Above, I mentioned it might not always be possible or desirable to clean the data during conversion. Fitting the possible category are schedule, technical expertise, or feasibility. Less obvious is the desirable category. One might wonder: isn't it always desirable to cleanse the data as early as possible? It depends. The new system might provide a better infrastructure and better tools to achieve the task. Here is an example: the Oracle CDH provides a party merge function. A party could be a company, person, prospect, etc. When merging two parties, the Oracle built-in function will also move all associated entities and transactions from the merged party into the surviving party while maintaining data integrity. Replicating this logic during conversion could be time consuming and redundant effort.

Data Migration Approach

Next picture depicts our overall data migration approach (click on the picture to enlarge).

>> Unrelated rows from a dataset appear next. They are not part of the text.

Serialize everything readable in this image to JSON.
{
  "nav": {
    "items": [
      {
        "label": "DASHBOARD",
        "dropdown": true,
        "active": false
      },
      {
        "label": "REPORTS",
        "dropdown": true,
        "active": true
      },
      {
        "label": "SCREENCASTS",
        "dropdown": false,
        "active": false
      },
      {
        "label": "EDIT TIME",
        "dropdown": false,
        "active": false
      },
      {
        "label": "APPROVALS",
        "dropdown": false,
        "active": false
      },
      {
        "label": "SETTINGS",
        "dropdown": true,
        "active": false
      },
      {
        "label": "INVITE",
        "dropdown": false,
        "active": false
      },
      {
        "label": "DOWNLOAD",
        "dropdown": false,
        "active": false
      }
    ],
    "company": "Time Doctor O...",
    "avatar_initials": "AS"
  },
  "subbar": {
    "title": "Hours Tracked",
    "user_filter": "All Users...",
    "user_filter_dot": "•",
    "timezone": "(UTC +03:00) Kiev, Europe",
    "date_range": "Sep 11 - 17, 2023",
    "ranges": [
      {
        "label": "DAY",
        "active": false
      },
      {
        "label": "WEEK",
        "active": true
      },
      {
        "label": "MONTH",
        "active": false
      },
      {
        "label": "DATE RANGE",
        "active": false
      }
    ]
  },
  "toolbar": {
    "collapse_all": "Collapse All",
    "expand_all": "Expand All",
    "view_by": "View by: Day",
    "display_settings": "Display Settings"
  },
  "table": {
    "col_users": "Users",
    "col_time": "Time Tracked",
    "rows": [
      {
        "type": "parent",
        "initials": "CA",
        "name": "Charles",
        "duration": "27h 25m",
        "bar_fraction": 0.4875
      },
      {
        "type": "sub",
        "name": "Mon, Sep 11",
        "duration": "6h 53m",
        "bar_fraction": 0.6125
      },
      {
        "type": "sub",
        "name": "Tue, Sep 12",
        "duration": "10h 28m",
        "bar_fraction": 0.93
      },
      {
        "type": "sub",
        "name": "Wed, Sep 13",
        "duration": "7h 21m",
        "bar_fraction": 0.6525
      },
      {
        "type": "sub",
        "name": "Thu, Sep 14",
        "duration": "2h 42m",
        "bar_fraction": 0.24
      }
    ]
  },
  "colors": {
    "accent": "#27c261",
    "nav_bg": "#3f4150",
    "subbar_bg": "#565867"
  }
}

A staging area is used to store intermediate results before data is transferred to the Customer Data Hub (CDH). We use two primary schemas in staging. One called Staging 1, and the other Staging 2.

The table structure of Staging 1 is very generic, and can easily accommodate the data from the source systems. For that reason, a very small transformation is required to bring data into Staging 1. This is done for a reason. Very few users have access to the Source Systems. It is much less intrusive to bring the data over without much change into the staging first. That way, we don't impact performance of the still operational systems, or risk corrupting any data. Staging 1 becomes the source for data profiling, isolated from the "live" systems.

The table structure of Staging 2 is very similar to the final one. That means the bulk of the transformation happens between Staging 1 and 2 while the transformation between Staging 2 and the CDH is very minimum again.

Next diagram depicts what happens between Staging 1 and 2 (click on the picture to enlarge).

As I mentioned, that's where most of the transformation takes place. That's where we apply Data Quality improvements, such as data cleansing, standardization, consolidation, and enrichment.

DataFlux dfPower Studio is a critical component in the conversion. DataFlux is used to profile the data in Staging 1 and help determine where the attributes fall into the following categories:
A1 - attributes to be migrated
A2 - attributes to be cleansed
A3 - attributes to be consolidated
A4 - attributes to be cleansed and consolidated

Upon such determination, DataFlux is employed to perform data cleansing where needed. Dun & Bradstreet (D&B) is also utilized to enrich the data, and facilitate data de-duplication later.

Once data cleansing is complete, intermediate data is classified as:
B1 - attributes to be migrated
B2 - attributes to be consolidated

Another round of DataFlux is in place to de-duplicate the data. Initially, the DataFlux process is very interactive, with manual intervention, profiling, and validation until a solid set of rules is in place.

The final result is the following set of data, cleansed and consolidated:
C1 - attributes to be migrated


Data migration can be quite complex depending on number of systems to convert, disparity among them, and volume of data.

Decide on a conversion strategy and on a target data quality improvement. From a data quality perspective, prioritize your list and have a clear set of measurable and achievable goals. Be specific and reasonable. A lot of times you have to decide not only what to cleanse but how much to cleanse. For certain data elements, you may have to achieve 99.9% quality, but for others, maybe 80% will suffice. Data quality should always be driven by the business. If it doesn't benefit the business, it has no purpose.

Make sure you manage expectations appropriately and communicate, communicate, and communicate!! Believe me, no matter how much you do, somebody later will say they were not aware.

Last, but not least, profile the data! Understanding your data is critical and will avoid many problems later.